Мое чудное Солнышко! Мог ли ты сообщить большую радость, чем весть о признании Агаповым твоего таланта! Мое славное Солнышко, любимое! Я верю в твою настойчивость, верю всем трудностям твоей «одинокой» работы, но прости, никогда я не соглашалась с тобой, что настойчивость может создавать твои поистине прекрасные образы, подобных которым я не встречала. Это я тебе говорила не раз, говорю и теперь. Но я также не ощущаю момента упорной, настойчивой, повседневной работы. И я рада, что ты работаешь, рада, что сумел заставить себя забывать окружающее, доходить до той точки напряжения, которая возводит твое творчество до вершин творчества и собственного удовлетворения. Это лучший момент творчества. Ароська! Милый! Я счастлива вместе с тобой нашим общим торжеством. Конечно, нельзя строить все на одном мнении, хотя бы и авторитетного лица, но уже одно мнение да наше общее сознание ― это большая все же сумма. Я думаю, ты не против, что в этом деле, деле твоего восхождения на вершины, я хочу идти рядом с тобой, хотя бы мысленно, мысленно поддерживать тебя, вместе с тобой торжествовать и радоваться вместе ― если это и случится, разделить тяжесть неудавшегося риска, боль падения. Я хочу, чтобы ты не отделял меня от себя и так же, как я, порадовался также моему возрождению, порадовался сдаче моих зачетов, проработке моих вопросов. Конечно, никогда не брошу я с таким трудом добытое и завоеванное право учиться, право в перспективе дальнейшей жизни видеть бесконечный ряд новых познаний, бесконечный ряд новых разрешенных проблем, право на жизнь и ее поглощение в полном смысле этого слова. Мне так больно, что ты нашел у меня в письме какое-то притворство, мне так больно... А в то же время как-то до слез радостно. Наверно, ты меня любишь? И любишь здорово. Ты не можешь себе представить, до чего я люблю тебя в эти моменты. Мне кажется, что ты сейчас чувствуешь все бессилие моего пера, из-под которого выходят такие бледные, неяркие образы в описании таких красочных чувств.

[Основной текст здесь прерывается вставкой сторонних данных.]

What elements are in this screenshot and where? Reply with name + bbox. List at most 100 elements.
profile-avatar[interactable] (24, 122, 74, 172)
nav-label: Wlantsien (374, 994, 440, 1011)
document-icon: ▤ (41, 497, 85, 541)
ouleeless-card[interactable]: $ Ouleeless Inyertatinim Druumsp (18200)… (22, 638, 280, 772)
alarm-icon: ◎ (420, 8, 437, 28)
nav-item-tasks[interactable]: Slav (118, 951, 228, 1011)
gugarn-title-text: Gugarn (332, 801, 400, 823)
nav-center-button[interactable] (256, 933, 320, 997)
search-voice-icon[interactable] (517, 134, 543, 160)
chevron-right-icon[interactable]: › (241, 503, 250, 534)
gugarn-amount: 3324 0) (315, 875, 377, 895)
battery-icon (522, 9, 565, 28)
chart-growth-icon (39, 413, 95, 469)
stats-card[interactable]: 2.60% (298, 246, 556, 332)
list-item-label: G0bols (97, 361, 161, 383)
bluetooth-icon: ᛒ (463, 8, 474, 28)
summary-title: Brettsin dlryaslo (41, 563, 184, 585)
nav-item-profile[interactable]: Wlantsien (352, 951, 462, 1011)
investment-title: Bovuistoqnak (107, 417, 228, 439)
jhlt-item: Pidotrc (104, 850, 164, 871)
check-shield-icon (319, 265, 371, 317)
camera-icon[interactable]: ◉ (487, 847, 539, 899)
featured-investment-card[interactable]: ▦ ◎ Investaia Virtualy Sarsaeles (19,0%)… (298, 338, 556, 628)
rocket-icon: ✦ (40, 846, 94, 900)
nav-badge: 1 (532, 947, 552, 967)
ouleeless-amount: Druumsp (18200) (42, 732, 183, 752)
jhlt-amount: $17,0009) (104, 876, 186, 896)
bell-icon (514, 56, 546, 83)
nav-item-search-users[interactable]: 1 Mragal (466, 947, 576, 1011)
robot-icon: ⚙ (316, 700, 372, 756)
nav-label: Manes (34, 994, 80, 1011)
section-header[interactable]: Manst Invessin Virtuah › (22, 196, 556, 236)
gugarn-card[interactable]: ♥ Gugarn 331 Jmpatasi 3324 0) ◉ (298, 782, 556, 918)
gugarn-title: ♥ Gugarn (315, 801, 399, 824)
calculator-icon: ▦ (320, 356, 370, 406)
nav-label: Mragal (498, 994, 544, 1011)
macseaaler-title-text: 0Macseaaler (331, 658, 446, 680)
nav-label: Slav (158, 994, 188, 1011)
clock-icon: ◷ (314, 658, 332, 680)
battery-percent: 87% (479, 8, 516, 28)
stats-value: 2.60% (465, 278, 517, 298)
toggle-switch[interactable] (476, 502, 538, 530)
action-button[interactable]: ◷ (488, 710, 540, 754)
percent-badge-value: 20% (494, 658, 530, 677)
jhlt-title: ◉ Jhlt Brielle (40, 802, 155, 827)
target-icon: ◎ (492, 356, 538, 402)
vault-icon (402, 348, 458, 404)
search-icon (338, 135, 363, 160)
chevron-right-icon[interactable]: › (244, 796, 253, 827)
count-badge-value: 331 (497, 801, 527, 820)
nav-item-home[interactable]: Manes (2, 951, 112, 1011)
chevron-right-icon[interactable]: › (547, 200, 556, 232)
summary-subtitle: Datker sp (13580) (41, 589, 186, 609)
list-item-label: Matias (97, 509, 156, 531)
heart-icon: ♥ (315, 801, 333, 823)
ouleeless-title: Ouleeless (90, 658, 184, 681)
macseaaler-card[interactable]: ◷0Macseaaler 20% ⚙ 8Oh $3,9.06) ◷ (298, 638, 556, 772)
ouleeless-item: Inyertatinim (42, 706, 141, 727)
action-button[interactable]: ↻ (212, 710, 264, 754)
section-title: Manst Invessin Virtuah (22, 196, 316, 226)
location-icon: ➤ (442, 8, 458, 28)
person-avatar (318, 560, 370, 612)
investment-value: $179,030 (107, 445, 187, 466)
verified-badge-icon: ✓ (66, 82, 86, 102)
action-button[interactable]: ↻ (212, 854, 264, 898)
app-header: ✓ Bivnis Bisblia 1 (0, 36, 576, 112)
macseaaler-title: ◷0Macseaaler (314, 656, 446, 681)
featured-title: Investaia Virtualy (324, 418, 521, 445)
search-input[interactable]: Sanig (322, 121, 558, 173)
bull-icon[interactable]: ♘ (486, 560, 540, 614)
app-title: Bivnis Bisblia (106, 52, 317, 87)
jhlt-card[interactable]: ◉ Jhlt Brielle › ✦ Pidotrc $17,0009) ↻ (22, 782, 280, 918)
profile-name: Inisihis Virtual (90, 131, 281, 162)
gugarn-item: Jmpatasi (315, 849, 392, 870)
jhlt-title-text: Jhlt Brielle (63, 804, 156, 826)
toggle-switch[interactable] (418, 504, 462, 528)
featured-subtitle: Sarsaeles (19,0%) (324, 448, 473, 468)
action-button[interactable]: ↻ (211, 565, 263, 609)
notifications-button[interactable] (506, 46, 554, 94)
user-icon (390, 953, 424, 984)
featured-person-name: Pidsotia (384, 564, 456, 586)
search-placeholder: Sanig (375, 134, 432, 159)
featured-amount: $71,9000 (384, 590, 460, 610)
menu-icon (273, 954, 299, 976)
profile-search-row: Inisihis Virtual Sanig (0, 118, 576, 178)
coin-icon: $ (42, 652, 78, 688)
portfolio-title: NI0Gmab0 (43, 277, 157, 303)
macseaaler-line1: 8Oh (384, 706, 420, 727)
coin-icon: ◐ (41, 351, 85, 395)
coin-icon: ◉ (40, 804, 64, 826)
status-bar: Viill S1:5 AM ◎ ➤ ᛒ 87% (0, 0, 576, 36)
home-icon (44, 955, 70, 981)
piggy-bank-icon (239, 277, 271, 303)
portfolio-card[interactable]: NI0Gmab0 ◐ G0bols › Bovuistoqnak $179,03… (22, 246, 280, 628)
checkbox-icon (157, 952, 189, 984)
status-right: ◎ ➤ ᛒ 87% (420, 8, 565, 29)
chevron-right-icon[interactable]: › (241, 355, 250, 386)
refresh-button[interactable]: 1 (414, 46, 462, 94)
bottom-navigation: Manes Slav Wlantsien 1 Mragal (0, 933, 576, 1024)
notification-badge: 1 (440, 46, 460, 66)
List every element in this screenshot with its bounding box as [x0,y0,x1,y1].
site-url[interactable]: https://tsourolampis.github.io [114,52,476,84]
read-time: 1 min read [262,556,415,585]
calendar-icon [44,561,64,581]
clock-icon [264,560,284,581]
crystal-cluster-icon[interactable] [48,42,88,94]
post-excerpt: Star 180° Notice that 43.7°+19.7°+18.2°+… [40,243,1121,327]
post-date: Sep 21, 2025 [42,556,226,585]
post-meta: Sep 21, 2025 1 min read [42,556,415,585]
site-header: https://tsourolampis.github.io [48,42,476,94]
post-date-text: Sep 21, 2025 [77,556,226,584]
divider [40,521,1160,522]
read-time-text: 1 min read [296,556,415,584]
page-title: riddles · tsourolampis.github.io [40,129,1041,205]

Мое Солнышко! Подумай, ну кто может мне заменить тебя, твое искреннее, неподдельное чувство, дать мне так много! Ведь ты принимаешь меня за какого-то расточительного мота, чтобы я могла разбрасываться такими людьми и такими чувствами, как ты и твое.
Да нет! Нет у меня слов, чтобы выразить все негодование твоим подозрениям и опасениям. Неужели ты думаешь, что у меня, помимо чувств к тебе, нет еще и разума. Ведь одна мысль, мысль о тебе, согревает меня, ставит какую-то точку в Москве, к которой стремятся не только все мои мысли, но и дела... А дела мне говорят, что я приеду в Москву только при наличии определенных достижений. Летом мы увидимся, и очень рано, вероятно в мае. Мы переходим в работе на непрерывный год, будут даваться отпуска, я возьму в первую очередь. Скоро, скоро увидимся. Тогда в дым разлетятся все твои сомнения, и ты увидишь, что твоя Кисанька была, и есть, и останется... до той поры, когда успех твоего дела не закружит тебя, до той поры, когда, возмужав окончательно, ты окончательно определишь себя в отношении всех вопросов, связанных с твоей жизнью и твоим поведением в жизни.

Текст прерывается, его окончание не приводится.